Nearly every small to mid-range business that I’ve ever met has two mission-critical components to their information system: an electronic component and a paper component. Papers stored in file cabinets are under the same kinds of risks as data stored on a hard drive, yet little attention is paid to the redundancy of paper-based data, or how electronic data is centralized, stored, backed-up, and archived. Without a conscious plan, management _assumes_ recovery would be possible and operations could be restored within a “reasonable” time frame.
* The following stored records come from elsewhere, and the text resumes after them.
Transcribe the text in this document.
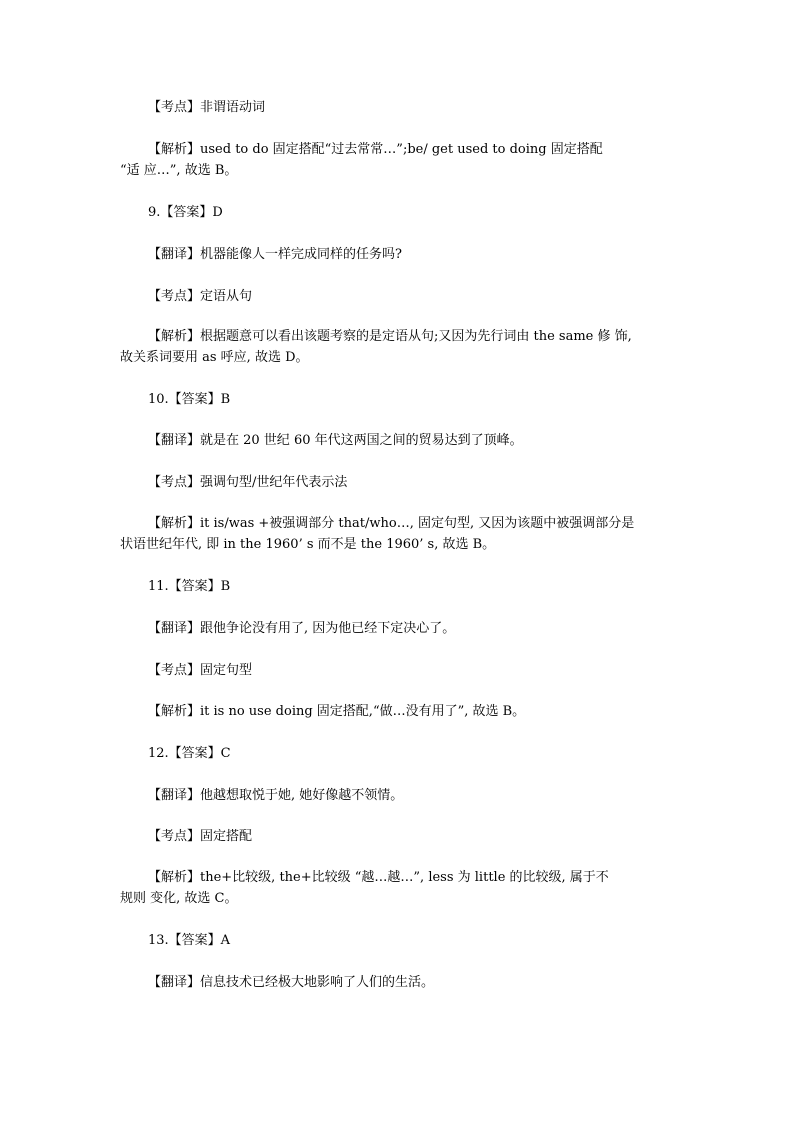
【考点】非谓语动词
【解析】used to do 固定搭配“过去常常…”;be/ get used to doing 固定搭配
“适 应…”, 故选 B。
9.【答案】D
【翻译】机器能像人一样完成同样的任务吗?
【考点】定语从句
【解析】根据题意可以看出该题考察的是定语从句;又因为先行词由 the same 修 饰,
故关系词要用 as 呼应, 故选 D。
10.【答案】B
【翻译】就是在 20 世纪 60 年代这两国之间的贸易达到了顶峰。
【考点】强调句型/世纪年代表示法
【解析】it is/was +被强调部分 that/who…, 固定句型, 又因为该题中被强调部分是
状语世纪年代, 即 in the 1960’ s 而不是 the 1960’ s, 故选 B。
11.【答案】B
【翻译】跟他争论没有用了, 因为他已经下定决心了。
【考点】固定句型
【解析】it is no use doing 固定搭配,“做…没有用了”, 故选 B。
12.【答案】C
【翻译】他越想取悦于她, 她好像越不领情。
【考点】固定搭配
【解析】the+比较级, the+比较级 “越…越…”, less 为 little 的比较级, 属于不
规则 变化, 故选 C。
13.【答案】A
【翻译】信息技术已经极大地影响了人们的生活。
However, it’s precisely that assumption that prevents management from taking more proactive measures to guarantee a successful recovery of their business in the event of an emergency.
Conclusion
Small business owners are usually buffeted with a vast array of opinions concerning the operational management of their microcomputers. “You should install this patch,” says one professional, or a business associate will suggest, “You need this browser and this anti-virus.” However, these issues are a distraction from managing IT in a broader context. These solutions are implemented in pieces without a coordinated strategy.
Instead, if management was to install a proper discipline that routinely evaluates risk, plans for disaster recovery, and implements corrective action based off the intentional voice of policy, then the selection of browsers, patches, and anti-virus software would be a result of those activities. This is how we manage IT in the enterprise, and this is how small business should be managing IT, too.